A better estimate might be to use the moment of inertia of a $n=3/2$ (fully convective) polytrope, which will be a good approximation in an object like Jupiter, even when it approaches electron degeneracy in its interior.
You can look this up and it is given by $I = kMR^2$, with $k=0.205$ (almost exactly a factor of two smaller than a uniform sphere because the mass is concentrated towards the centre).
If we use a mass $M$ of $1.898 \times 10^{27}$ kg, the equatorial radius of Jupiter ($R=71500$ km) and the rotation rate determined from its magnetosphere ($P= 9.93$ hours), then the angular momentum ($2\pi I/P$) is $3.496 \times 10^{38}$ kg m$^2$ s$^{-1}$.
If instead, we use the volumetric average radius of $R=69900$ km, this reduces to $3.34\times 10^{38}$ kg m$^2$ s$^{-1}$.
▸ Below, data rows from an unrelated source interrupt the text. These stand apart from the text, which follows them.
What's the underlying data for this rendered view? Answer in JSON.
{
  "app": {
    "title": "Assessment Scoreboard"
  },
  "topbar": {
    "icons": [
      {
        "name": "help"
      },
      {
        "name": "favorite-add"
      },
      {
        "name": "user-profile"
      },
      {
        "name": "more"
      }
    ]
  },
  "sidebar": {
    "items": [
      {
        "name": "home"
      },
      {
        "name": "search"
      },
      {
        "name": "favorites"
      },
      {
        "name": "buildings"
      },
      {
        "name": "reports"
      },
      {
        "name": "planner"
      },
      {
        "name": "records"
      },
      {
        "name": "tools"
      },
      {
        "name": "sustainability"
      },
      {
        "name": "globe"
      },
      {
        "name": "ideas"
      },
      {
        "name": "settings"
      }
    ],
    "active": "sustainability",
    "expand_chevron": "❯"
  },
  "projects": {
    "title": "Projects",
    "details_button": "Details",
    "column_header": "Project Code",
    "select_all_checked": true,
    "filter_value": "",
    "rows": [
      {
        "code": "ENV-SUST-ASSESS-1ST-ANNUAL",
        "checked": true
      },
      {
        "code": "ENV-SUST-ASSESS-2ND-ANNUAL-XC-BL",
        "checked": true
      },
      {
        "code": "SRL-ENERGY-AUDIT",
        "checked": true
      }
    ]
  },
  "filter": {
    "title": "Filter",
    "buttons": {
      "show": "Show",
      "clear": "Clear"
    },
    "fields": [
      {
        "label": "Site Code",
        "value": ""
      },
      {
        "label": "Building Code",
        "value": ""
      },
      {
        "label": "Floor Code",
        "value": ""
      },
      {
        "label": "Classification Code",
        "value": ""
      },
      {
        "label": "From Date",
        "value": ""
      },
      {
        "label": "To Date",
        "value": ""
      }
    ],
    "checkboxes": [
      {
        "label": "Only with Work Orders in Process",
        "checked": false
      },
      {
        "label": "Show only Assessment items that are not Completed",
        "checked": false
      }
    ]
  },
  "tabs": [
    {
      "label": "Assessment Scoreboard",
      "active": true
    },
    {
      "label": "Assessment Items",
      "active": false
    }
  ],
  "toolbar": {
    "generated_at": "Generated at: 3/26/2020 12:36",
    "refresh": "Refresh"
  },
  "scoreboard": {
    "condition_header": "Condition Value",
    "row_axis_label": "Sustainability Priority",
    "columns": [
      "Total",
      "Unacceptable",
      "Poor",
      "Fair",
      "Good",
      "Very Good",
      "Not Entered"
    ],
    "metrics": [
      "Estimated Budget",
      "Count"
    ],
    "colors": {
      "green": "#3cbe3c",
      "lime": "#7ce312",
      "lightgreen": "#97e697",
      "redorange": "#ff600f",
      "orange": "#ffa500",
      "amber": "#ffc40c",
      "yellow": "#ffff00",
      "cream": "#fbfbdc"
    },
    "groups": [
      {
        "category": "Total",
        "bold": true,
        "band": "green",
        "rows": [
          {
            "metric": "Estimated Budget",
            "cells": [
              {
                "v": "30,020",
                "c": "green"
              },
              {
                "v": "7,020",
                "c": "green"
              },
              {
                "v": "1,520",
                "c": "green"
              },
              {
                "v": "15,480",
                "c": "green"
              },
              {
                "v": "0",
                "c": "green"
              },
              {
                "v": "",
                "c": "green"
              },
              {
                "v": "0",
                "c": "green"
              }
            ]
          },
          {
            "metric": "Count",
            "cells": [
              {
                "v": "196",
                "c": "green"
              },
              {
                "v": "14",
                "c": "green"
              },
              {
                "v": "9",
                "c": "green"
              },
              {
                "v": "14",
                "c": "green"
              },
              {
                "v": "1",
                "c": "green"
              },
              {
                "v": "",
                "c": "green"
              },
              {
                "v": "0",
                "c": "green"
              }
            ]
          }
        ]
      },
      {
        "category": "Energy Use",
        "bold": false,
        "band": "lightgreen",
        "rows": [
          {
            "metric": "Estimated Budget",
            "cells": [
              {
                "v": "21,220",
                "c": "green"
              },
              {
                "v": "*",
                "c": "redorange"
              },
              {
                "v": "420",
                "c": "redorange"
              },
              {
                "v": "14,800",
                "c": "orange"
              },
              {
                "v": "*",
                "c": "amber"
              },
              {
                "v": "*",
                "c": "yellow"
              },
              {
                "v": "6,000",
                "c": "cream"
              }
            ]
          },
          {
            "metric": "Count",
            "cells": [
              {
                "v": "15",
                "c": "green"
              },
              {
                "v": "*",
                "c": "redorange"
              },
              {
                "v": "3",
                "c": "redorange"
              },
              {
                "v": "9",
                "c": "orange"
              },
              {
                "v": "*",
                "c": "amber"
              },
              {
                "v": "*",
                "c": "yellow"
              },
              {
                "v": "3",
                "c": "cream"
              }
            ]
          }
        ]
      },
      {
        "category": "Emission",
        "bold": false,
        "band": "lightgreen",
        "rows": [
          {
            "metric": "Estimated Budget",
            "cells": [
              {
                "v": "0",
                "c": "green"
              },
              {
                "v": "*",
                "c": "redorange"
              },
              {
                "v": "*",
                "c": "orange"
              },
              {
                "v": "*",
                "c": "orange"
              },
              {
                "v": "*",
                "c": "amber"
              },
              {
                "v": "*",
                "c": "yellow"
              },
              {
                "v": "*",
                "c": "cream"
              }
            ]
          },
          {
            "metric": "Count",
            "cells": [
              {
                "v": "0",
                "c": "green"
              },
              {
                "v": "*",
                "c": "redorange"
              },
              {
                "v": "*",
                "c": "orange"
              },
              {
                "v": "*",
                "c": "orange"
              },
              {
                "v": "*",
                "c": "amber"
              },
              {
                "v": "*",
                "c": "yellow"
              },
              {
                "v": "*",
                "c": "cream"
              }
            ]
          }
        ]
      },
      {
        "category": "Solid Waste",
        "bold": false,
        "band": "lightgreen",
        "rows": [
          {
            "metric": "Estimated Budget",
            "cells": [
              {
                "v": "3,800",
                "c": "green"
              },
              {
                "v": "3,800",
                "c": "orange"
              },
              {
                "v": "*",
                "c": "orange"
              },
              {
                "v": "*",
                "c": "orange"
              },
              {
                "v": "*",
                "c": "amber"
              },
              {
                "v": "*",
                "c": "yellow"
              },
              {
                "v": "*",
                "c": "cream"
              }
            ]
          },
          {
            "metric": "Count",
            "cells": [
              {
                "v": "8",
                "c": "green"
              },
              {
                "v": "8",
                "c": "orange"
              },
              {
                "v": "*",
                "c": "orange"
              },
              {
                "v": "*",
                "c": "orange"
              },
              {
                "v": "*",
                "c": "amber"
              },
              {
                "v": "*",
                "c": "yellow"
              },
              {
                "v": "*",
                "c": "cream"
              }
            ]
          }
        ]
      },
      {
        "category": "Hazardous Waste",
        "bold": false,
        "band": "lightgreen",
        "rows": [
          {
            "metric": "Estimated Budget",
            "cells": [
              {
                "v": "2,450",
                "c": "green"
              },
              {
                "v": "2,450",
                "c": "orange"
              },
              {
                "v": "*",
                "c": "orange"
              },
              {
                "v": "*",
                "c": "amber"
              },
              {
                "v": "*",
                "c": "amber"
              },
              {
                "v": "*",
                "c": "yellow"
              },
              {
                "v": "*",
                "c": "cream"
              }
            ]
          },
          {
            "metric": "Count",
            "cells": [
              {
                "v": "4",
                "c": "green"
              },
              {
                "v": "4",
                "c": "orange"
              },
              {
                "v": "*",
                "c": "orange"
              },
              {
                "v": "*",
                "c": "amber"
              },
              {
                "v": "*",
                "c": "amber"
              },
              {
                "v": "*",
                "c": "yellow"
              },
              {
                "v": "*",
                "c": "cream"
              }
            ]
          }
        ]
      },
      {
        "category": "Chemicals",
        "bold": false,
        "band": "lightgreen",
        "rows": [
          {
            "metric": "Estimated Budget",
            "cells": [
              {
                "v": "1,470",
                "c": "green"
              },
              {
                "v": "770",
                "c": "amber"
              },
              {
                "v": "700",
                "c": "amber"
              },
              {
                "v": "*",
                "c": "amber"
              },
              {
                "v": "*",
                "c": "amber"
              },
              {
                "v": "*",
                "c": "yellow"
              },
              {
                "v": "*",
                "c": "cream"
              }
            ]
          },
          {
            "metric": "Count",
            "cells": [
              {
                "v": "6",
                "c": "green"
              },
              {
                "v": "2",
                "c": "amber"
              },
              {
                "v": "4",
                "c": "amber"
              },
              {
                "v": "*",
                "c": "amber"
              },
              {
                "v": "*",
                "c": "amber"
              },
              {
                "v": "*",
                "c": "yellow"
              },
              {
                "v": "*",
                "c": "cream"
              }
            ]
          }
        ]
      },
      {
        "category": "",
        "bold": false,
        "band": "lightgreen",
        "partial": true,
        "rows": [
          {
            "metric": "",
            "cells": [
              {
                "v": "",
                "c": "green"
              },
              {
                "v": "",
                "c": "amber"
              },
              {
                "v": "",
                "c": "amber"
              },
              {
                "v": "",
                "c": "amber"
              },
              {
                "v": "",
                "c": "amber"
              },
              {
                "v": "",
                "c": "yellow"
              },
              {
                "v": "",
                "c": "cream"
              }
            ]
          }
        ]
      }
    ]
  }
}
This simple approach neglects the more complicated equation of state of Jupiter, it's non-sphericity and the probable presence of a solid core. Consideration of these, together with constraints provided by the measured even harmonics of the gravitational field (referred to as $J_2$ and $J_4$, led Helled et al. (2011) to suggest that $k=0.264$, with an uncertainty below 1%. Combined with the average radius, this gives $4.30\times 10^{38}$ kg m$^2$ s$^{-1}$.
More recent work by Ni (2018) has used refinements to the gravitational harmonics from Juno measurements, along with a more sophisticated interior model to suggest $k=0.274$ with 0.5% uncertainty.